Objective: To evaluate cardiac performance following coronary artery surgery using two different techniques of cardioplegia.
Design: Randomized prospective study.
Setting: Adult cardiothoracic intensive care unit in a university hospital.
Study population: Thirty patients undergoing isolated coronary surgery.
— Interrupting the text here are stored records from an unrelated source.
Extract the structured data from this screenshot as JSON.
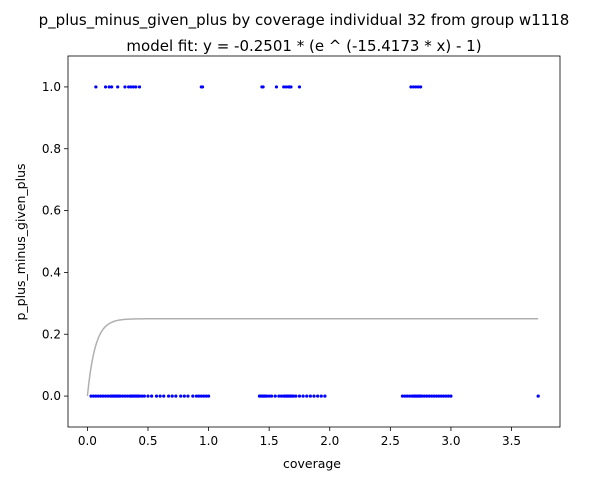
{
  "chart_data": {
    "type": "scatter",
    "title": "p_plus_minus_given_plus by coverage individual 32 from group w1118",
    "subtitle": "model fit: y = -0.2501 * (e ^ (-15.4173 * x) - 1)",
    "xlabel": "coverage",
    "ylabel": "p_plus_minus_given_plus",
    "xlim": [
      -0.16,
      3.9
    ],
    "ylim": [
      -0.1,
      1.1
    ],
    "xticks": [
      0.0,
      0.5,
      1.0,
      1.5,
      2.0,
      2.5,
      3.0,
      3.5
    ],
    "xtick_labels": [
      "0.0",
      "0.5",
      "1.0",
      "1.5",
      "2.0",
      "2.5",
      "3.0",
      "3.5"
    ],
    "yticks": [
      0.0,
      0.2,
      0.4,
      0.6,
      0.8,
      1.0
    ],
    "ytick_labels": [
      "0.0",
      "0.2",
      "0.4",
      "0.6",
      "0.8",
      "1.0"
    ],
    "grid": false,
    "point_color": "#0000ff",
    "fit_color": "#b0b0b0",
    "fit": {
      "a": -0.2501,
      "b": -15.4173,
      "x_range": [
        0.0,
        3.72
      ]
    },
    "points_y1": [
      0.07,
      0.15,
      0.18,
      0.2,
      0.25,
      0.31,
      0.34,
      0.36,
      0.38,
      0.4,
      0.43,
      0.94,
      0.95,
      1.44,
      1.45,
      1.56,
      1.62,
      1.64,
      1.66,
      1.67,
      1.68,
      1.75,
      2.67,
      2.69,
      2.71,
      2.73,
      2.75
    ],
    "points_y0": [
      0.03,
      0.05,
      0.07,
      0.09,
      0.11,
      0.13,
      0.15,
      0.17,
      0.19,
      0.2,
      0.21,
      0.22,
      0.23,
      0.24,
      0.25,
      0.26,
      0.27,
      0.29,
      0.31,
      0.33,
      0.35,
      0.36,
      0.37,
      0.38,
      0.39,
      0.4,
      0.41,
      0.42,
      0.43,
      0.45,
      0.47,
      0.5,
      0.53,
      0.57,
      0.6,
      0.63,
      0.67,
      0.7,
      0.73,
      0.77,
      0.8,
      0.83,
      0.87,
      0.9,
      0.92,
      0.94,
      0.96,
      0.98,
      1.0,
      1.42,
      1.43,
      1.44,
      1.45,
      1.46,
      1.47,
      1.48,
      1.5,
      1.52,
      1.55,
      1.58,
      1.6,
      1.62,
      1.63,
      1.64,
      1.65,
      1.66,
      1.67,
      1.68,
      1.69,
      1.7,
      1.72,
      1.75,
      1.78,
      1.81,
      1.84,
      1.87,
      1.9,
      1.93,
      1.96,
      2.6,
      2.62,
      2.64,
      2.66,
      2.68,
      2.69,
      2.7,
      2.71,
      2.72,
      2.73,
      2.74,
      2.75,
      2.76,
      2.78,
      2.8,
      2.82,
      2.84,
      2.86,
      2.88,
      2.9,
      2.92,
      2.94,
      2.96,
      2.98,
      3.0,
      3.72
    ]
  }
}
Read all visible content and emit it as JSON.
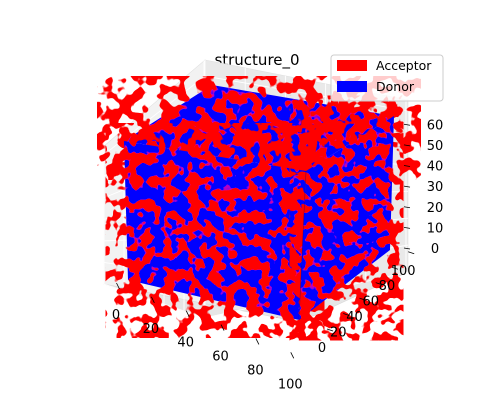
{
  "chart_data": {
    "type": "voxel-3d",
    "title": "structure_0",
    "xlabel": "",
    "ylabel": "",
    "zlabel": "",
    "xlim": [
      0,
      101
    ],
    "ylim": [
      0,
      101
    ],
    "zlim": [
      0,
      64
    ],
    "x_ticks": [
      "0",
      "20",
      "40",
      "60",
      "80",
      "100"
    ],
    "y_ticks": [
      "0",
      "20",
      "40",
      "60",
      "80",
      "100"
    ],
    "z_ticks": [
      "0",
      "10",
      "20",
      "30",
      "40",
      "50",
      "60"
    ],
    "grid": true,
    "legend_position": "upper-right",
    "series": [
      {
        "name": "Acceptor",
        "color": "#ff0000"
      },
      {
        "name": "Donor",
        "color": "#0000ff"
      }
    ]
  }
}
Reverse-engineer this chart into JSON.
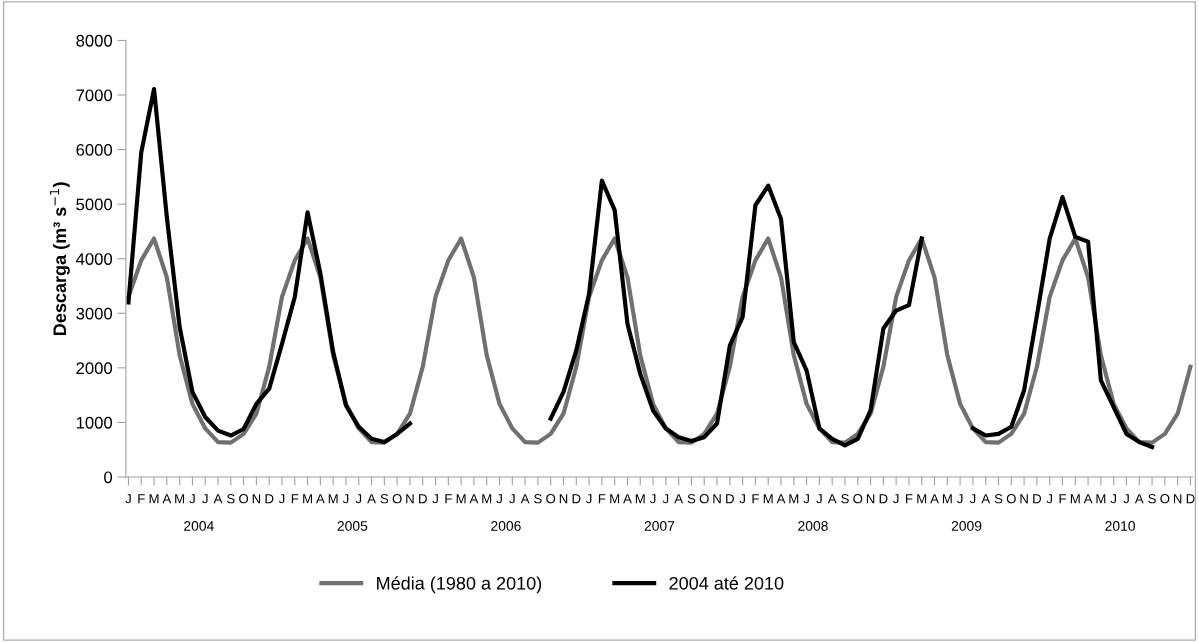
{
  "chart_data": {
    "type": "line",
    "ylabel": "Descarga (m³ s$^{−1}$)",
    "categories": [
      "J",
      "F",
      "M",
      "A",
      "M",
      "J",
      "J",
      "A",
      "S",
      "O",
      "N",
      "D",
      "J",
      "F",
      "M",
      "A",
      "M",
      "J",
      "J",
      "A",
      "S",
      "O",
      "N",
      "D",
      "J",
      "F",
      "M",
      "A",
      "M",
      "J",
      "J",
      "A",
      "S",
      "O",
      "N",
      "D",
      "J",
      "F",
      "M",
      "A",
      "M",
      "J",
      "J",
      "A",
      "S",
      "O",
      "N",
      "D",
      "J",
      "F",
      "M",
      "A",
      "M",
      "J",
      "J",
      "A",
      "S",
      "O",
      "N",
      "D",
      "J",
      "F",
      "M",
      "A",
      "M",
      "J",
      "J",
      "A",
      "S",
      "O",
      "N",
      "D",
      "J",
      "F",
      "M",
      "A",
      "M",
      "J",
      "J",
      "A",
      "S",
      "O",
      "N",
      "D"
    ],
    "series": [
      {
        "name": "Média (1980 a 2010)",
        "color": "#707070",
        "values": [
          3300,
          3970,
          4370,
          3660,
          2230,
          1340,
          890,
          640,
          630,
          790,
          1160,
          2020,
          3300,
          3970,
          4370,
          3660,
          2230,
          1340,
          890,
          640,
          630,
          790,
          1160,
          2020,
          3300,
          3970,
          4370,
          3660,
          2230,
          1340,
          890,
          640,
          630,
          790,
          1160,
          2020,
          3300,
          3970,
          4370,
          3660,
          2230,
          1340,
          890,
          640,
          630,
          790,
          1160,
          2020,
          3300,
          3970,
          4370,
          3660,
          2230,
          1340,
          890,
          640,
          630,
          790,
          1160,
          2020,
          3300,
          3970,
          4370,
          3660,
          2230,
          1340,
          890,
          640,
          630,
          790,
          1160,
          2020,
          3300,
          3970,
          4370,
          3660,
          2230,
          1340,
          890,
          640,
          630,
          790,
          1160,
          2020
        ]
      },
      {
        "name": "2004 até 2010",
        "color": "#000000",
        "values": [
          3200,
          5950,
          7110,
          4760,
          2750,
          1560,
          1100,
          850,
          760,
          880,
          1340,
          1620,
          2440,
          3300,
          4850,
          3730,
          2290,
          1310,
          920,
          700,
          640,
          790,
          980,
          null,
          null,
          null,
          null,
          null,
          null,
          null,
          null,
          null,
          null,
          1070,
          1560,
          2320,
          3360,
          5430,
          4890,
          2810,
          1890,
          1220,
          890,
          730,
          660,
          730,
          980,
          2410,
          2930,
          4980,
          5340,
          4730,
          2470,
          1950,
          890,
          700,
          580,
          700,
          1220,
          2720,
          3050,
          3150,
          4370,
          null,
          null,
          null,
          890,
          760,
          790,
          920,
          1590,
          2960,
          4370,
          5130,
          4400,
          4310,
          1770,
          1280,
          790,
          640,
          550,
          null,
          null,
          null
        ]
      }
    ],
    "ylim": [
      0,
      8000
    ],
    "yticks": [
      0,
      1000,
      2000,
      3000,
      4000,
      5000,
      6000,
      7000,
      8000
    ],
    "annotations": [
      "2004",
      "2005",
      "2006",
      "2007",
      "2008",
      "2009",
      "2010"
    ],
    "grid": false,
    "legend": "bottom",
    "marker": "none",
    "line_style": "solid"
  }
}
Interventions: Patients were randomized to receive either intermittent antegrade warm blood cardioplegia with normothermic bypass (group 1) or combined antegrade and retrograde cold crystalloid cardioplegia with hypothermic bypass (group 2). Hemodynamic evaluation included conventional measurements from a pulmonary artery catheter and data obtained by thermal dye dilution utilizing an arterial thermistor-tipped fiberoptic catheter.
Results: The only major difference between groups was a significantly higher right atrial pressure in group 2, from 4 h to 24 h after surgery (8.8 +/- 2.6 vs. 11.8 +/- 3.2 mmHg at 4 h and 11 +/- 3.1 vs. 8.5 +/- 1.8 mmHg at 24 h, P = 0.04). After cold cardioplegia a significant increase in right atrial pressure was observed (7.5 +/- 3.1 before surgery vs. 11.4 +/- 3 mmHg at 8 h, P = 0.003) whereas right ventricular end diastolic volume index did not increase significantly, suggesting impaired right ventricular diastolic compliance in this group.
Conclusions: Until 24 h after surgery cold cardioplegia is associated with impaired right ventricular filling, which seems better preserved by intermittent antegrade warm blood cardioplegia. End-diastolic volume measurement with the double-indicator technique allows differentiation between systolic and diastolic dysfunction.